23 de agosto de 2013

The Left Hand of Darkness, ou a definição de humanidade para lá do género

Em 1969 e 70, Ursula K. Le Guin tornou-se na primeira mulher a vencer com o mesmo livro os prémios Nébula e Hugo (respectivamente). O livro, esse, ainda hoje é considerado um clássico na ficção científica e, para muitos, um dos primeiros exemplares de um romance feminista de ficção científica: The Left Hand of Darkness. Mas mais do que feminista, The Left Hand of Darkness é uma inteligente e fascinante desconstrução da identidade sexual e da dualidade que daí decorre, enquadrada numa história mais profunda sobre o que é de facto a amizade, o amor - e, de certa forma, o que define cada indivíduo enquanto humano. 

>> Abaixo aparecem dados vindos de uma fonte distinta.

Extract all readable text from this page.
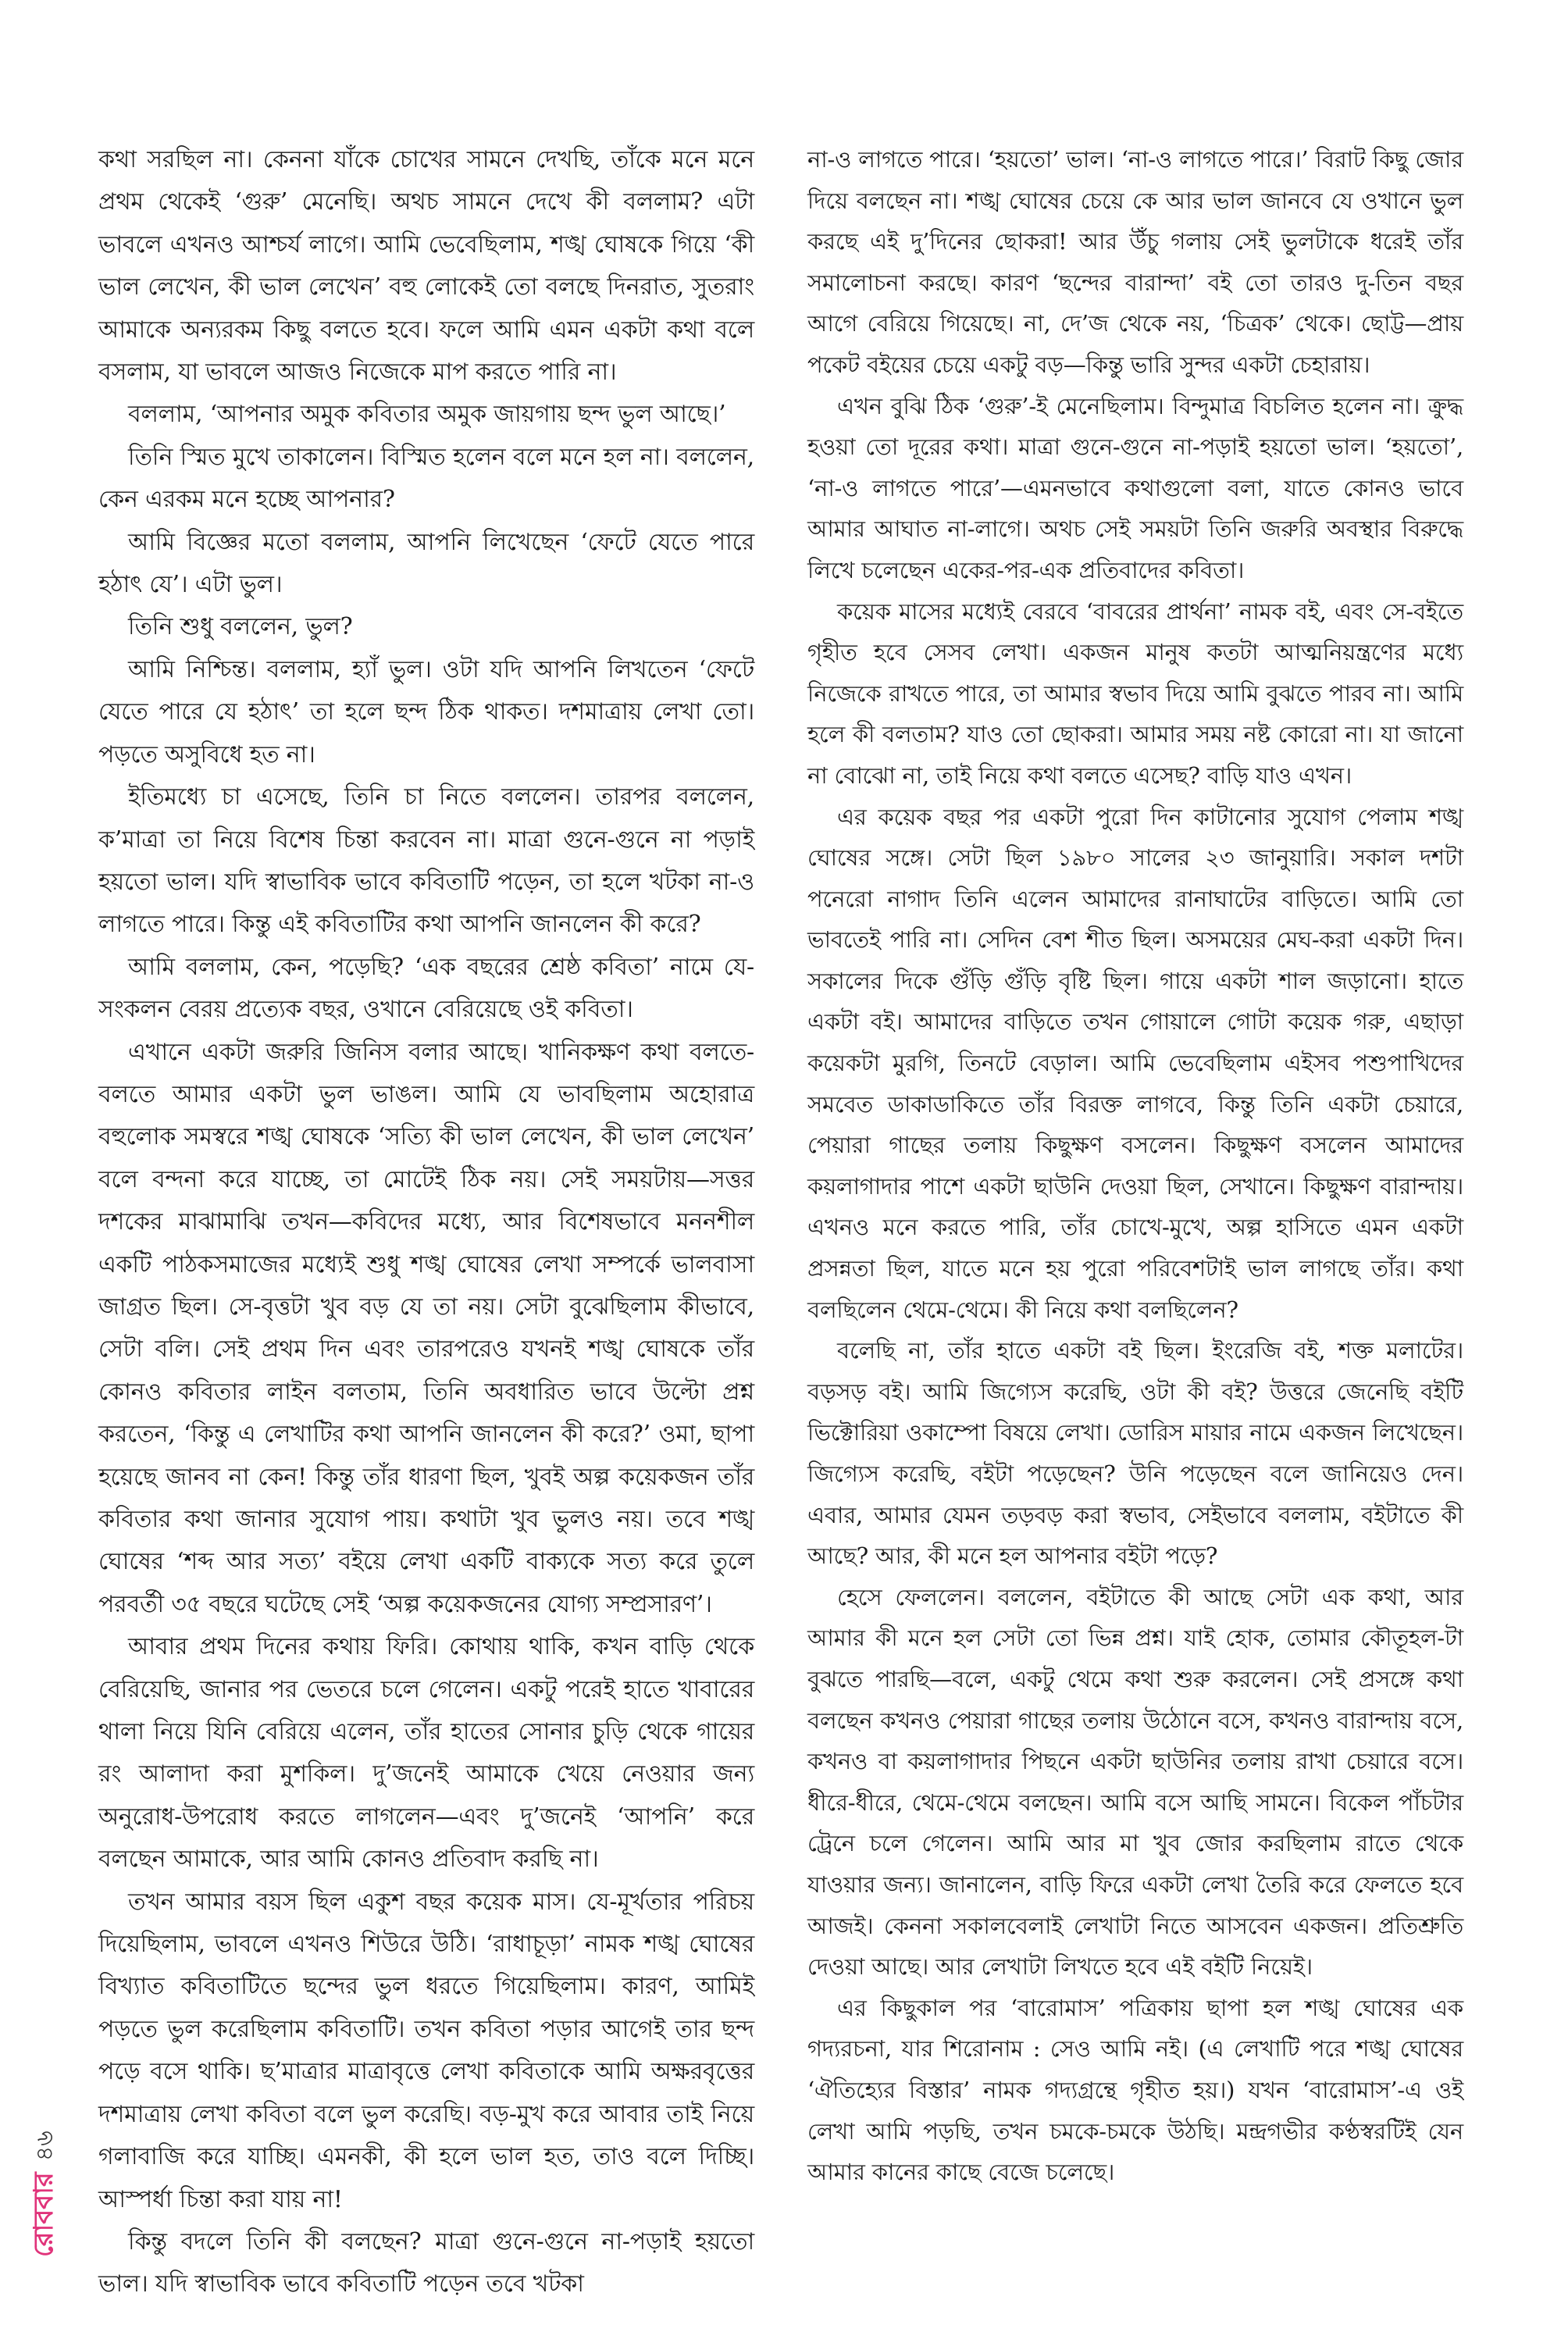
কথা সরছিল না। কেননা যাঁকে চোখের সামনে দেখছি, তাঁকে মনে মনে প্রথম থেকেই ‘গুরু’ মেনেছি। অথচ সামনে দেখে কী বললাম? এটা ভাবলে এখনও আশ্চর্য লাগে। আমি ভেবেছিলাম, শঙ্খ ঘোষকে গিয়ে ‘কী ভাল লেখেন, কী ভাল লেখেন’ বহু লোকেই তো বলছে দিনরাত, সুতরাং আমাকে অন্যরকম কিছু বলতে হবে। ফলে আমি এমন একটা কথা বলে বসলাম, যা ভাবলে আজও নিজেকে মাপ করতে পারি না।

বললাম, ‘আপনার অমুক কবিতার অমুক জায়গায় ছন্দ ভুল আছে।’

তিনি স্মিত মুখে তাকালেন। বিস্মিত হলেন বলে মনে হল না। বললেন, কেন এরকম মনে হচ্ছে আপনার?

আমি বিজ্ঞের মতো বললাম, আপনি লিখেছেন ‘ফেটে যেতে পারে হঠাৎ যে’। এটা ভুল।

তিনি শুধু বললেন, ভুল?

আমি নিশ্চিন্ত। বললাম, হ্যাঁ ভুল। ওটা যদি আপনি লিখতেন ‘ফেটে যেতে পারে যে হঠাৎ’ তা হলে ছন্দ ঠিক থাকত। দশমাত্রায় লেখা তো। পড়তে অসুবিধে হত না।

ইতিমধ্যে চা এসেছে, তিনি চা নিতে বললেন। তারপর বললেন, ক’মাত্রা তা নিয়ে বিশেষ চিন্তা করবেন না। মাত্রা গুনে-গুনে না পড়াই হয়তো ভাল। যদি স্বাভাবিক ভাবে কবিতাটি পড়েন, তা হলে খটকা না-ও লাগতে পারে। কিন্তু এই কবিতাটির কথা আপনি জানলেন কী করে?

আমি বললাম, কেন, পড়েছি? ‘এক বছরের শ্রেষ্ঠ কবিতা’ নামে যে-সংকলন বেরয় প্রত্যেক বছর, ওখানে বেরিয়েছে ওই কবিতা।

এখানে একটা জরুরি জিনিস বলার আছে। খানিকক্ষণ কথা বলতে-বলতে আমার একটা ভুল ভাঙল। আমি যে ভাবছিলাম অহোরাত্র বহুলোক সমস্বরে শঙ্খ ঘোষকে ‘সত্যি কী ভাল লেখেন, কী ভাল লেখেন’ বলে বন্দনা করে যাচ্ছে, তা মোটেই ঠিক নয়। সেই সময়টায়—সত্তর দশকের মাঝামাঝি তখন—কবিদের মধ্যে, আর বিশেষভাবে মননশীল একটি পাঠকসমাজের মধ্যেই শুধু শঙ্খ ঘোষের লেখা সম্পর্কে ভালবাসা জাগ্রত ছিল। সে-বৃত্তটা খুব বড় যে তা নয়। সেটা বুঝেছিলাম কীভাবে, সেটা বলি। সেই প্রথম দিন এবং তারপরেও যখনই শঙ্খ ঘোষকে তাঁর কোনও কবিতার লাইন বলতাম, তিনি অবধারিত ভাবে উল্টো প্রশ্ন করতেন, ‘কিন্তু এ লেখাটির কথা আপনি জানলেন কী করে?’ ওমা, ছাপা হয়েছে জানব না কেন! কিন্তু তাঁর ধারণা ছিল, খুবই অল্প কয়েকজন তাঁর কবিতার কথা জানার সুযোগ পায়। কথাটা খুব ভুলও নয়। তবে শঙ্খ ঘোষের ‘শব্দ আর সত্য’ বইয়ে লেখা একটি বাক্যকে সত্য করে তুলে পরবর্তী ৩৫ বছরে ঘটেছে সেই ‘অল্প কয়েকজনের যোগ্য সম্প্রসারণ’।

আবার প্রথম দিনের কথায় ফিরি। কোথায় থাকি, কখন বাড়ি থেকে বেরিয়েছি, জানার পর ভেতরে চলে গেলেন। একটু পরেই হাতে খাবারের থালা নিয়ে যিনি বেরিয়ে এলেন, তাঁর হাতের সোনার চুড়ি থেকে গায়ের রং আলাদা করা মুশকিল। দু’জনেই আমাকে খেয়ে নেওয়ার জন্য অনুরোধ-উপরোধ করতে লাগলেন—এবং দু’জনেই ‘আপনি’ করে বলছেন আমাকে, আর আমি কোনও প্রতিবাদ করছি না।

তখন আমার বয়স ছিল একুশ বছর কয়েক মাস। যে-মূর্খতার পরিচয় দিয়েছিলাম, ভাবলে এখনও শিউরে উঠি। ‘রাধাচূড়া’ নামক শঙ্খ ঘোষের বিখ্যাত কবিতাটিতে ছন্দের ভুল ধরতে গিয়েছিলাম। কারণ, আমিই পড়তে ভুল করেছিলাম কবিতাটি। তখন কবিতা পড়ার আগেই তার ছন্দ পড়ে বসে থাকি। ছ’মাত্রার মাত্রাবৃত্তে লেখা কবিতাকে আমি অক্ষরবৃত্তের দশমাত্রায় লেখা কবিতা বলে ভুল করেছি। বড়-মুখ করে আবার তাই নিয়ে গলাবাজি করে যাচ্ছি। এমনকী, কী হলে ভাল হত, তাও বলে দিচ্ছি। আস্পর্ধা চিন্তা করা যায় না!

কিন্তু বদলে তিনি কী বলছেন? মাত্রা গুনে-গুনে না-পড়াই হয়তো ভাল। যদি স্বাভাবিক ভাবে কবিতাটি পড়েন তবে খটকা

না-ও লাগতে পারে। ‘হয়তো’ ভাল। ‘না-ও লাগতে পারে।’ বিরাট কিছু জোর দিয়ে বলছেন না। শঙ্খ ঘোষের চেয়ে কে আর ভাল জানবে যে ওখানে ভুল করছে এই দু’দিনের ছোকরা! আর উঁচু গলায় সেই ভুলটাকে ধরেই তাঁর সমালোচনা করছে। কারণ ‘ছন্দের বারান্দা’ বই তো তারও দু-তিন বছর আগে বেরিয়ে গিয়েছে। না, দে’জ থেকে নয়, ‘চিত্রক’ থেকে। ছোট্ট—প্রায় পকেট বইয়ের চেয়ে একটু বড়—কিন্তু ভারি সুন্দর একটা চেহারায়।

এখন বুঝি ঠিক ‘গুরু’-ই মেনেছিলাম। বিন্দুমাত্র বিচলিত হলেন না। ক্রুদ্ধ হওয়া তো দূরের কথা। মাত্রা গুনে-গুনে না-পড়াই হয়তো ভাল। ‘হয়তো’, ‘না-ও লাগতে পারে’—এমনভাবে কথাগুলো বলা, যাতে কোনও ভাবে আমার আঘাত না-লাগে। অথচ সেই সময়টা তিনি জরুরি অবস্থার বিরুদ্ধে লিখে চলেছেন একের-পর-এক প্রতিবাদের কবিতা।

কয়েক মাসের মধ্যেই বেরবে ‘বাবরের প্রার্থনা’ নামক বই, এবং সে-বইতে গৃহীত হবে সেসব লেখা। একজন মানুষ কতটা আত্মনিয়ন্ত্রণের মধ্যে নিজেকে রাখতে পারে, তা আমার স্বভাব দিয়ে আমি বুঝতে পারব না। আমি হলে কী বলতাম? যাও তো ছোকরা। আমার সময় নষ্ট কোরো না। যা জানো না বোঝো না, তাই নিয়ে কথা বলতে এসেছ? বাড়ি যাও এখন।

এর কয়েক বছর পর একটা পুরো দিন কাটানোর সুযোগ পেলাম শঙ্খ ঘোষের সঙ্গে। সেটা ছিল ১৯৮০ সালের ২৩ জানুয়ারি। সকাল দশটা পনেরো নাগাদ তিনি এলেন আমাদের রানাঘাটের বাড়িতে। আমি তো ভাবতেই পারি না। সেদিন বেশ শীত ছিল। অসময়ের মেঘ-করা একটা দিন। সকালের দিকে গুঁড়ি গুঁড়ি বৃষ্টি ছিল। গায়ে একটা শাল জড়ানো। হাতে একটা বই। আমাদের বাড়িতে তখন গোয়ালে গোটা কয়েক গরু, এছাড়া কয়েকটা মুরগি, তিনটে বেড়াল। আমি ভেবেছিলাম এইসব পশুপাখিদের সমবেত ডাকাডাকিতে তাঁর বিরক্ত লাগবে, কিন্তু তিনি একটা চেয়ারে, পেয়ারা গাছের তলায় কিছুক্ষণ বসলেন। কিছুক্ষণ বসলেন আমাদের কয়লাগাদার পাশে একটা ছাউনি দেওয়া ছিল, সেখানে। কিছুক্ষণ বারান্দায়। এখনও মনে করতে পারি, তাঁর চোখে-মুখে, অল্প হাসিতে এমন একটা প্রসন্নতা ছিল, যাতে মনে হয় পুরো পরিবেশটাই ভাল লাগছে তাঁর। কথা বলছিলেন থেমে-থেমে। কী নিয়ে কথা বলছিলেন?

বলেছি না, তাঁর হাতে একটা বই ছিল। ইংরেজি বই, শক্ত মলাটের। বড়সড় বই। আমি জিগ্যেস করেছি, ওটা কী বই? উত্তরে জেনেছি বইটি ভিক্টোরিয়া ওকাম্পো বিষয়ে লেখা। ডোরিস মায়ার নামে একজন লিখেছেন। জিগ্যেস করেছি, বইটা পড়েছেন? উনি পড়েছেন বলে জানিয়েও দেন। এবার, আমার যেমন তড়বড় করা স্বভাব, সেইভাবে বললাম, বইটাতে কী আছে? আর, কী মনে হল আপনার বইটা পড়ে?

হেসে ফেললেন। বললেন, বইটাতে কী আছে সেটা এক কথা, আর আমার কী মনে হল সেটা তো ভিন্ন প্রশ্ন। যাই হোক, তোমার কৌতূহল-টা বুঝতে পারছি—বলে, একটু থেমে কথা শুরু করলেন। সেই প্রসঙ্গে কথা বলছেন কখনও পেয়ারা গাছের তলায় উঠোনে বসে, কখনও বারান্দায় বসে, কখনও বা কয়লাগাদার পিছনে একটা ছাউনির তলায় রাখা চেয়ারে বসে। ধীরে-ধীরে, থেমে-থেমে বলছেন। আমি বসে আছি সামনে। বিকেল পাঁচটার ট্রেনে চলে গেলেন। আমি আর মা খুব জোর করছিলাম রাতে থেকে যাওয়ার জন্য। জানালেন, বাড়ি ফিরে একটা লেখা তৈরি করে ফেলতে হবে আজই। কেননা সকালবেলাই লেখাটা নিতে আসবেন একজন। প্রতিশ্রুতি দেওয়া আছে। আর লেখাটা লিখতে হবে এই বইটি নিয়েই।

এর কিছুকাল পর ‘বারোমাস’ পত্রিকায় ছাপা হল শঙ্খ ঘোষের এক গদ্যরচনা, যার শিরোনাম : সেও আমি নই। (এ লেখাটি পরে শঙ্খ ঘোষের ‘ঐতিহ্যের বিস্তার’ নামক গদ্যগ্রন্থে গৃহীত হয়।) যখন ‘বারোমাস’-এ ওই লেখা আমি পড়ছি, তখন চমকে-চমকে উঠছি। মন্দ্রগভীর কণ্ঠস্বরটিই যেন আমার কানের কাছে বেজে চলেছে।

রোববার
৪৬
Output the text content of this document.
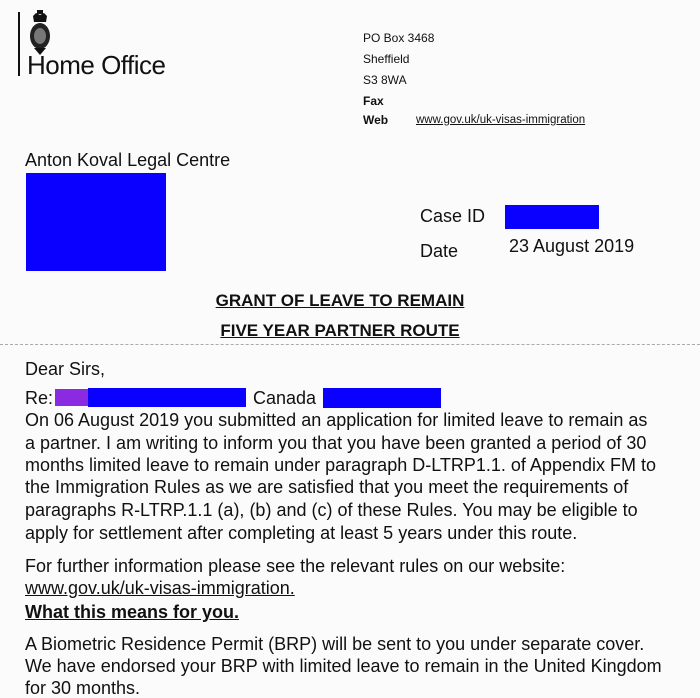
Home Office
PO Box 3468
Sheffield
S3 8WA
Fax
Web www.gov.uk/uk-visas-immigration
Anton Koval Legal Centre
Case ID
Date	23 August 2019
GRANT OF LEAVE TO REMAIN
FIVE YEAR PARTNER ROUTE
Dear Sirs,
Re:	Canada
On 06 August 2019 you submitted an application for limited leave to remain as
a partner. I am writing to inform you that you have been granted a period of 30
months limited leave to remain under paragraph D-LTRP1.1. of Appendix FM to
the Immigration Rules as we are satisfied that you meet the requirements of
paragraphs R-LTRP.1.1 (a), (b) and (c) of these Rules. You may be eligible to
apply for settlement after completing at least 5 years under this route.
For further information please see the relevant rules on our website:
www.gov.uk/uk-visas-immigration.
What this means for you.
A Biometric Residence Permit (BRP) will be sent to you under separate cover.
We have endorsed your BRP with limited leave to remain in the United Kingdom
for 30 months.
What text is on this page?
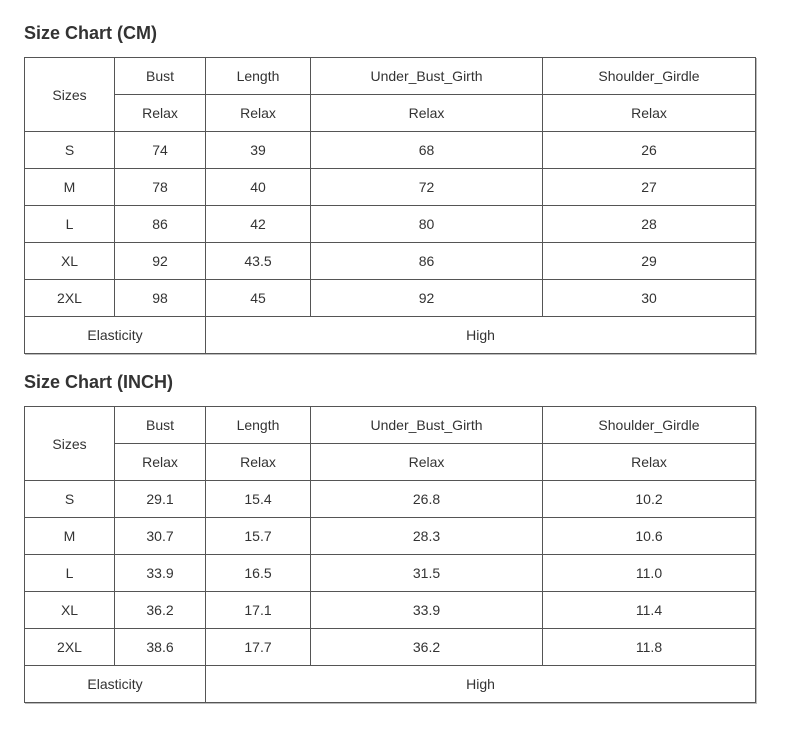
Size Chart (CM)
Sizes	Bust	Length	Under_Bust_Girth	Shoulder_Girdle
	Relax	Relax	Relax	Relax
S	74	39	68	26
M	78	40	72	27
L	86	42	80	28
XL	92	43.5	86	29
2XL	98	45	92	30
Elasticity		High		
Size Chart (INCH)
Sizes	Bust	Length	Under_Bust_Girth	Shoulder_Girdle
	Relax	Relax	Relax	Relax
S	29.1	15.4	26.8	10.2
M	30.7	15.7	28.3	10.6
L	33.9	16.5	31.5	11.0
XL	36.2	17.1	33.9	11.4
2XL	38.6	17.7	36.2	11.8
Elasticity		High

Em termos narrativos, Le Guin enquadrou The Left Hand of Darkness no universo ficcional do "Hainish Cycle" - onde se encontram obras tão diversas como o seu primeiro romance publicado, Rocannon's World (1966), The Dispossessed (1973) ou The Word For World Is Forest (1974), para além de vários contos. O protagonista, Genly Ai, é um humano enviado pelo Ekumen - uma federação económica e cultural de várias dezenas de mundos povoados pela Humanidade - para o planeta Gethen com o propósito de convidar as nações daquele planeta a aderir ao colectivo. Nos idiomas locais, "Gethen" significa "Inverno", o que não é por acaso - todo o planeta parece mergulhado numa longa e cruel era glacial, num Inverno quase permanente que moldou os seus povos e as respectivas culturas. Mas Genly Ai deparar-se, ao chegar àquele planeta gélido, com algo ainda mais estranho: ao contrário do que acontece com os seres humanos em todos os outros planetas do Ekumen, em Gethen, a dualidade sexual entre masculino e feminino não existe por um imperativo biológico: todos os indivíduos são assexuados excepto durante um período de poucos dias, designado por kemmer, no qual por interacção hormonal adquirem um dos géneros - qualquer um. Cada indivíduo pode, assim, ser pai ou mãe, ou mesmo pai e mãe. 

O leitor acompanha a descoberta deste mundo pelos olhos do estranho Genly Ai, olhado pelos habitantes de Gethen com relativa curiosidade, quando não como aberração (de acordo com os termos locais, o emissário estaria em kemmer permanente - uma condição invulgar, mas não impossível). E é com Genly Ai que se revela perante o leitor um mundo tão estranho como fascinante, onde nunca ocorreram guerras convencionais (mas a intriga política abunda), onde o progresso tecnológico está praticamente estagnado e onde a ausência de aves poderá ser a explicação para nunca se ter desenvolvido uma máquina voadora (uma noção tão simples como extraordinária, bem reveladora da qualidade superlativa do worldbuilding de Le Guin). A estranheza e as dúvidas de Genly Ai são também as do leitor - e é fascinante como a autora não só constrói todo aquele mundo social como lhe dá vida. Sem no entanto se esquecer do enredo, da história que pretende contar - que ganha contornos particularmente fortes na interacção e no relacionamento do protagonista com Estraven, um antigo ministro de um dos reinos de Gethen, entretanto caído em desgraça. É em Estraven que Genly vai encontrar o espelho perfeito para a sua estranheza - quando as circunstâncias vão obrigar a que descubram juntos o que é a Humanidade para lá das diferenças individuais, de género ou quaisquer outras. A última parte de The Left Hand of Darkness, mais do que uma história soberba de sobrevivência, uma narrativa mais profunda sobre aquilo que nos une.

Uma história porventura tão relevante hoje como no seu tempo, num mundo complexo na sua vertente social e bastante rico em termos mitológicos - sem que a autora precise em algum momento de descrições estafadas para lhe dar vida. Também na prosa The Left Hand of Darkness brilha, ou não fosse Le Guin uma das grandes prosadoras que a ficção científica já conheceu - é fluída, rica no detalhe, eficiente na sugestão. Mais de quarenta anos volvidos sobre a sua publicação original, The Left Hand of Darkness continua a justificar em pleno o estatuto de "clássico". Se há leituras "obrigatórias" na ficção científica, esta será sem dúvida uma delas.